ナイフの柄部分には魔力による細い糸が繋がっている。それを手繰り寄せることで背後を制したと思われたが否、尾堂は鼻で笑うと前方に視線を戻した。
「興醒めだよ。幾ら速度があろうとも、私に近付いた時点で全ては無に帰す」
「……でしょうね。だからこそ背後に注意を向けさせたのです。時間を稼ぐ為に」
速度低下の中、時間を掛けて自身の手を地面へと至らせた來奈。流し込まれた魔力が熱を主張する。
ここで初めて、尾堂は焦燥を見せた。
予兆無く湧き上がった炎が肌を掠め後退させる。自由が戻った來奈は華麗に跳ねると、手繰り寄せたナイフを器用に指の間に収めた。そしてあろうことか、小細工無しで尾堂へと突っ込み身を捻じ入れた。
「黒瀬君、感情だけで動──!!」
強制的に途切れた言の葉。爪の如く持たれたナイフが、真正面から尾堂の胴体を切り裂いた。見開かれた目が映すのは血を吹き出す自身の胴体。そして、追撃を試みる來奈の姿だった。
「もしかして、その領域内に居れば無敵だとでも思いました?」
突き出されたナイフは惜しくも防がれる。振るわれた刀により軌道が大きく逸れた。即座に後退した來奈。そのままナイフに付着した血液を振り払った。
「一体何が起こったというのだ」
空気抵抗を齎す領域は問題無く纏われている。思考を巡らせる尾堂に畳み掛けるように、來奈は重ねた手のひらを突き出した。
「詩音の残した情報のお陰です」
周囲から螺旋を描きながら収束する魔力。雨が堕ちる前に蒸発してゆく中、まるで此処が聖域とでも言わんばかりに來奈の表情が変わる。
憎しみに苛まれた顔だった。
身構える尾堂の眼前で純白の球体が形を成してゆく。糸のように宙を泳ぐ魔力は全て來奈の手中に吸い込まれ、その身を以てして球体の巨大化へと貢献した。
「残念だが私に魔法は効かない」
「果たしてそうでしょうか? 空気抵抗が意味を為さないよう、膨大な質量で押し潰せばいい」
周囲に散乱する瓦礫が魔力に感化されて浮遊する。砂煙で濁る視界。曖昧となる景色の中で、來奈は前方目掛けて球体を解き放つ。
「燼滅しろ──『純白の太陽』」
炎の奔流が前方一帯を薙ぎ払う。削り取られてゆく景色。あまりの反動に靴底が後方へと滑る。浮いた爪先から衝撃に足を掬い上げられ、來奈は身体を何度も打ち付けながら地を転がった。

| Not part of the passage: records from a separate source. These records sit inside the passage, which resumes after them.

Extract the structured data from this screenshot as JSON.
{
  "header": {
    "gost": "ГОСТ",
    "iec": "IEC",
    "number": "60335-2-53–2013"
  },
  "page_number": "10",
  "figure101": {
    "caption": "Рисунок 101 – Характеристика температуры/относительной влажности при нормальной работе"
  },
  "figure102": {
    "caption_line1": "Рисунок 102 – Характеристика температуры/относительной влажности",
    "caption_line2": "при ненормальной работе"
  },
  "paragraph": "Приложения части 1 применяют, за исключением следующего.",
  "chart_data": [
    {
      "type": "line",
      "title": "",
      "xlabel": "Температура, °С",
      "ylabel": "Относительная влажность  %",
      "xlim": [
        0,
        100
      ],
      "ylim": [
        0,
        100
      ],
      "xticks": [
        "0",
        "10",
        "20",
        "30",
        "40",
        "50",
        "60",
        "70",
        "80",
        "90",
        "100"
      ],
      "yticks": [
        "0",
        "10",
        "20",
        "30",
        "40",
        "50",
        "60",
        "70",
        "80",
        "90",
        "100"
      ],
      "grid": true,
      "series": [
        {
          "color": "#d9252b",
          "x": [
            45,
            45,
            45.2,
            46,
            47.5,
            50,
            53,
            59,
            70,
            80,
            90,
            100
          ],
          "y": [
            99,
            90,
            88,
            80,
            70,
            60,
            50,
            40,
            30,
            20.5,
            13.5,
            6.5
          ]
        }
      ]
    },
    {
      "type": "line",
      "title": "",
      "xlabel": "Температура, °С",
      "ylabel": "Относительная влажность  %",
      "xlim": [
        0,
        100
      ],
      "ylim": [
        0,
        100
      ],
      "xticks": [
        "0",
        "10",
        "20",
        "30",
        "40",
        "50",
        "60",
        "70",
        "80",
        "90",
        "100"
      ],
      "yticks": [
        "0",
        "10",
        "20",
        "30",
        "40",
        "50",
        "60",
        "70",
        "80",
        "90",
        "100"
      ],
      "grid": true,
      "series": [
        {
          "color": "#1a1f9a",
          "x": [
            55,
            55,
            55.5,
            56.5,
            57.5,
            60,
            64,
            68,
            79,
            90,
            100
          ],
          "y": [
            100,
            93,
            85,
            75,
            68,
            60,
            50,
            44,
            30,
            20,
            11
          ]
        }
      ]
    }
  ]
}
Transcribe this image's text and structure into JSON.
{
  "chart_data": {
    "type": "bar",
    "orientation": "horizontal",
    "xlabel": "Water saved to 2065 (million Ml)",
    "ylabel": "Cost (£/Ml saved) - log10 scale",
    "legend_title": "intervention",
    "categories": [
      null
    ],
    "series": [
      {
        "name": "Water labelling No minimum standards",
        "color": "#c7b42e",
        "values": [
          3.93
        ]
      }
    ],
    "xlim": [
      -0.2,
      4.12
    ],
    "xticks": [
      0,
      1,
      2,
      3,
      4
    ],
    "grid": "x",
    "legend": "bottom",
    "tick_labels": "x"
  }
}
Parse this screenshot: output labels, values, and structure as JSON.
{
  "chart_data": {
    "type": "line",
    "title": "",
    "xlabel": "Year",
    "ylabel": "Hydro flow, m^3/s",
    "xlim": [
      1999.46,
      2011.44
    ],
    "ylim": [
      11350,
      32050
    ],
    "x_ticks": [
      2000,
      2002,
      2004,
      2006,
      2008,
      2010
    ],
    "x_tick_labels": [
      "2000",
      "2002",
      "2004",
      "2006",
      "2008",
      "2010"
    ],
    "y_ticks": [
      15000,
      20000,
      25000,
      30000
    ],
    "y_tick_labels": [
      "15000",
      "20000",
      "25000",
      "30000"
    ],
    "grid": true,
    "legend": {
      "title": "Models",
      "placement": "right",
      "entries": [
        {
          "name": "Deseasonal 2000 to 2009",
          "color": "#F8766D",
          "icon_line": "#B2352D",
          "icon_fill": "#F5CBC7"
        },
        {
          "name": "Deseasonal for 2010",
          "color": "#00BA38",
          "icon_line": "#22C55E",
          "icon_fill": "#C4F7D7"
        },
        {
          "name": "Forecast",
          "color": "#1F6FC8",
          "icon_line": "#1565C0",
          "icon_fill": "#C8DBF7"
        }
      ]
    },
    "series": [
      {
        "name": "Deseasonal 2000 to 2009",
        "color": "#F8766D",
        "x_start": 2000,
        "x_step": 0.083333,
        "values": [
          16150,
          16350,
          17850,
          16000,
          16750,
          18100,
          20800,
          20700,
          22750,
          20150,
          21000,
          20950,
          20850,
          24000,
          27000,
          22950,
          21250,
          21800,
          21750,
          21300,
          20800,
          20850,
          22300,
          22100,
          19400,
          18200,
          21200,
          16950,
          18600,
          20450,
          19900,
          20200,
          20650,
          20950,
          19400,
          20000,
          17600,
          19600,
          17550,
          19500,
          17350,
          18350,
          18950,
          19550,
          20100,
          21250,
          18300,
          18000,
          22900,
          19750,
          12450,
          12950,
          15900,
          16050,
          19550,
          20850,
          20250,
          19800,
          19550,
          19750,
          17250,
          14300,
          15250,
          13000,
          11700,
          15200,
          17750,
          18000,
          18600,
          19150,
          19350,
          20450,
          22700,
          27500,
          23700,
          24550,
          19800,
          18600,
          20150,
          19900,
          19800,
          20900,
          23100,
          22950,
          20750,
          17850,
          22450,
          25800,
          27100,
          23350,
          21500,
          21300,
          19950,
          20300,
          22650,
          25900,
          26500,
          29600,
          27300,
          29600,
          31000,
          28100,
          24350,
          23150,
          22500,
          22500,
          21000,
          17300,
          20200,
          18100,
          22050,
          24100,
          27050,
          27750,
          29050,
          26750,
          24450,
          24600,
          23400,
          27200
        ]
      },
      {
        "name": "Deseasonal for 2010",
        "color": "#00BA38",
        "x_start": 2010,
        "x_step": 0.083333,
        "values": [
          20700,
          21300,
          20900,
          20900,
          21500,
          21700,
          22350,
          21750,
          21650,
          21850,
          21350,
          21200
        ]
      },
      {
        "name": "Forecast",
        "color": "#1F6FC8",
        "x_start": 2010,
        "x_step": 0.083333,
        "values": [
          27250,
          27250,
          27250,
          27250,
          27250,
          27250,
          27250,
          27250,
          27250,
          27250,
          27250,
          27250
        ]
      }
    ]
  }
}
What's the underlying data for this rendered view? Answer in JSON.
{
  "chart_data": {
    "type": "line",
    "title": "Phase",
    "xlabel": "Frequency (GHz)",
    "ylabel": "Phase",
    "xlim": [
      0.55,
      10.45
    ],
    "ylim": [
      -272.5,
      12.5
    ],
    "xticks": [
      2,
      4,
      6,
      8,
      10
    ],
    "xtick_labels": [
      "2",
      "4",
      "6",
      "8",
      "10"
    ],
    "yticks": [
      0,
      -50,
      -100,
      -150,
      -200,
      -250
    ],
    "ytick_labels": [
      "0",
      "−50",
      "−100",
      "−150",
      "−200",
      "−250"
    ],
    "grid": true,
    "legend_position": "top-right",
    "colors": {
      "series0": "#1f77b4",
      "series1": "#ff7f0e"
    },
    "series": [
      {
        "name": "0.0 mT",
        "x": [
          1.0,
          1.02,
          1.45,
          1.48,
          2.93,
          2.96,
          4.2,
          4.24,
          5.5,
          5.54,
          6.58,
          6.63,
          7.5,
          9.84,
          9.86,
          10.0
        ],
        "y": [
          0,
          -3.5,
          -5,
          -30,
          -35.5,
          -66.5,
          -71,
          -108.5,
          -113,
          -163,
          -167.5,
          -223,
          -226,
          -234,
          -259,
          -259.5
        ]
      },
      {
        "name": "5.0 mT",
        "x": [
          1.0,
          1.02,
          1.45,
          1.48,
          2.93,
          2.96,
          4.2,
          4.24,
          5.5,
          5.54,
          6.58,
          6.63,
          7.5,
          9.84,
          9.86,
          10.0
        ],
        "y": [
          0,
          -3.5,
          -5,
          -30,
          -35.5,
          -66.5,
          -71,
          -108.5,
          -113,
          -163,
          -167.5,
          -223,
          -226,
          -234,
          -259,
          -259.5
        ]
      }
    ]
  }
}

そのせいで球体の軌道が大きく逸れる。狙いであった筈の尾堂へ直撃はせず、純白の太陽は熱を撒き散らしながら遥か遠方へと流れた。
刹那、遠い場所で瞬いた白い光。何処かに衝突したのか、顔を覆う程の眩い火柱が立ち込める。数秒足らずで熱が届き、処刑広場は台風の如く激烈な風に見舞われた。
例えるなら、死神が通過したと錯覚する荒れ果てた景色。來奈はただ、その一部始終を目を逸らさずに見ていた。